Nor was Lee Evans as UNIT’s latest recruit, Malcolm, who turned out to be arguably the highlight of the episode. I’ve never been a huge fan of Lee Evans, and wasn’t over enamoured with his casting, but thought he fit this a treat. He also get the best laughs out of the script, with his invented units of energy (Malcolms and Bernards), and I’d be quite happy for him to return to the show in the future (Russell T Davies has hinted of a possible spin-off for him).
But back to the mysterious planet, and there two alien races to contend with. One was the Tritovore, who turned up, did not a fat lot and went away again, leaving behind a receipt for another insect-driven costume, and a bit of lunch. They were sound enough, just not given anything of particular substance to do, and were safely tucked away long before the finale. The bigger threat were flying together en masse in a swarm, with airborne carnivores looking to devour anything that got in their path. Not much did in this episode though, as through a series of developments, by the time they got close enough to the aforementioned bus, it could, er, fly. It did lead to an impressive shoot out back in London, though, when the bus came back through the wormhole and brought a few of the critters with it. Barely anyone on the bus though seemed to have a graze on them, though (save for the long-dead driver). It was, certainly, the safest episode to be a Doctor Who extra in.
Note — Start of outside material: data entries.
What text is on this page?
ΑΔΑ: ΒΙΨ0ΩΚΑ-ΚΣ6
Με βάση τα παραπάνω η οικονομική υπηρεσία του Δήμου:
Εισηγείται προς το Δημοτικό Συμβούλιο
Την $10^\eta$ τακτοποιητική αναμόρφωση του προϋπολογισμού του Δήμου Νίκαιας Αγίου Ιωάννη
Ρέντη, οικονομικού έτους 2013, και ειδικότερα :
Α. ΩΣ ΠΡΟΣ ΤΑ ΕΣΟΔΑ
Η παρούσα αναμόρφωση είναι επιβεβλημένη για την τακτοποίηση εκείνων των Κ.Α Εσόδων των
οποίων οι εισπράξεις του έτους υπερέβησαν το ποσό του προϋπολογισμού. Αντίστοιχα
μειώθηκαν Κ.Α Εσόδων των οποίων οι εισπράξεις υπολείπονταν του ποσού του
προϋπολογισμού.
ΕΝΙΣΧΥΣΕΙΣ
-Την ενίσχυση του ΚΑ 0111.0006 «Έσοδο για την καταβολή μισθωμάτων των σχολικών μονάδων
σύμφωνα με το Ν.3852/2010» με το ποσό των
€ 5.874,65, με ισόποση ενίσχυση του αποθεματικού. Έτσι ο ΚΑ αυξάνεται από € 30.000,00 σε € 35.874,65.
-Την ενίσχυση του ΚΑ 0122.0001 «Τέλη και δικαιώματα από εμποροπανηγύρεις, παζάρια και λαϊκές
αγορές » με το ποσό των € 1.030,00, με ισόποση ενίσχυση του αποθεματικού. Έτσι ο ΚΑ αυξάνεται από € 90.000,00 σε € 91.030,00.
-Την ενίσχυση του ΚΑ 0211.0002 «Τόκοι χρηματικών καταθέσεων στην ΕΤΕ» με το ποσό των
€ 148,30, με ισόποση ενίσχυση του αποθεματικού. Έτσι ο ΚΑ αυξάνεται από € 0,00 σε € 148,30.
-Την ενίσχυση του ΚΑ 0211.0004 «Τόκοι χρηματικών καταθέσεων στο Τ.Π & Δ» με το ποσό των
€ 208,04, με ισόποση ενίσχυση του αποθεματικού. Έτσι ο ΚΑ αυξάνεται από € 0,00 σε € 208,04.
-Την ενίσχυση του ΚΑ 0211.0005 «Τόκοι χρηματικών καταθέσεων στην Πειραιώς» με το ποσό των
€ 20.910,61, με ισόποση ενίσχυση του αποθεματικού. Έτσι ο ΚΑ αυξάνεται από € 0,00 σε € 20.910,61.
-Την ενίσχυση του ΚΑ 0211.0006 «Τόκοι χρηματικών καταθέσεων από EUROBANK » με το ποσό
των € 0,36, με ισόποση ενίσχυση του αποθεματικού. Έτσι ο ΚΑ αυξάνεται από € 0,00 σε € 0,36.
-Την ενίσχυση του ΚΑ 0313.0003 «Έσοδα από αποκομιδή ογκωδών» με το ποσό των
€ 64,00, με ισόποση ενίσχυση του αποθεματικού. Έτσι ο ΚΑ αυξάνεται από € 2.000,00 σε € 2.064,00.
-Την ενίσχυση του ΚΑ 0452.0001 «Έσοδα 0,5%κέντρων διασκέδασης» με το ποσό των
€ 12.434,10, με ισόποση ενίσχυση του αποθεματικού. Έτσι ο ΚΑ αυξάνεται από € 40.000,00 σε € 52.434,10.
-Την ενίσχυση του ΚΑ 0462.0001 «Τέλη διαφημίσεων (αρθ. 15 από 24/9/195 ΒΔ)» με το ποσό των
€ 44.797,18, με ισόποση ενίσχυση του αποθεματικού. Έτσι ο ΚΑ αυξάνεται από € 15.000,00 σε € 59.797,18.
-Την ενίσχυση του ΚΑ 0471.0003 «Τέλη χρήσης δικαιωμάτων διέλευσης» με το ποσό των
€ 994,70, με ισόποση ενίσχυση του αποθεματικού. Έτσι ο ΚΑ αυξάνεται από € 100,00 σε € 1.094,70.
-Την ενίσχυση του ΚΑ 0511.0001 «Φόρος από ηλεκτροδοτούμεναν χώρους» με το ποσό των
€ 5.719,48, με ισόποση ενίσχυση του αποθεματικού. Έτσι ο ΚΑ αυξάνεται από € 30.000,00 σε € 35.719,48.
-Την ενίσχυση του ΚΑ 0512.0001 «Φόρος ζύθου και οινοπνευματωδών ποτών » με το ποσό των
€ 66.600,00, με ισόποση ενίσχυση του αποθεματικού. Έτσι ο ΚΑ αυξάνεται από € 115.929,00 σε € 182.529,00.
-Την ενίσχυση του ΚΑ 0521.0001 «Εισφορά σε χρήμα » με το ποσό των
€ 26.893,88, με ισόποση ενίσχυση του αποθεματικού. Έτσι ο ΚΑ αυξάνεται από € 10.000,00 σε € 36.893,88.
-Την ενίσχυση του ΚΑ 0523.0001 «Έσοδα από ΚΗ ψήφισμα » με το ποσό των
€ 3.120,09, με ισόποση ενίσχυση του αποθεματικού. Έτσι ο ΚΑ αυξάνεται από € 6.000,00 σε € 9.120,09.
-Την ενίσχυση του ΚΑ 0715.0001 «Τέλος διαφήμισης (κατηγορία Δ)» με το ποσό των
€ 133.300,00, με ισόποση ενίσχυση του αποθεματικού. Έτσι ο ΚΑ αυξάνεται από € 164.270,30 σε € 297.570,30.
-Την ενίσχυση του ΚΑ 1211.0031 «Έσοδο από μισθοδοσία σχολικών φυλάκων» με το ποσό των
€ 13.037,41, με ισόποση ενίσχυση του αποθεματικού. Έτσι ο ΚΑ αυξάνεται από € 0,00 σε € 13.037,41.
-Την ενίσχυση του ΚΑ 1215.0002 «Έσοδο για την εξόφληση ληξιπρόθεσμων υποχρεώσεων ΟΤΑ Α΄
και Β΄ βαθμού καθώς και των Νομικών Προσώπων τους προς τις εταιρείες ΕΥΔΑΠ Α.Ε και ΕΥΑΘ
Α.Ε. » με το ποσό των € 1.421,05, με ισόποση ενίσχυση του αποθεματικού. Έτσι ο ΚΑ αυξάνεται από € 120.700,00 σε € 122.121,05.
Yet as a self-contained episode, Planet Of The Dead was passable enough. It never really fully gelled for me, and the ending of Lady Christina flying off into the sunset I could have lived without. But was it entertaining? Yes. Was it vintage Who? No. Did I get excited when the woman out of Teachers proclaimed that Tennant’s time was coming, and that they would knock four times? Hell yes. I’m easy like that.
I’m glad, though, that the next time we see Tennant – in The Waters Of Mars – we’ll be closing in on the ending of his story. Much though I’m happy to sit through one-off specials, I still prefer it when things are leading towards something on the whole. And that’s why, for me, the Planet Of The Dead turned out to be a decent distraction from the upcoming specials that we really want to see.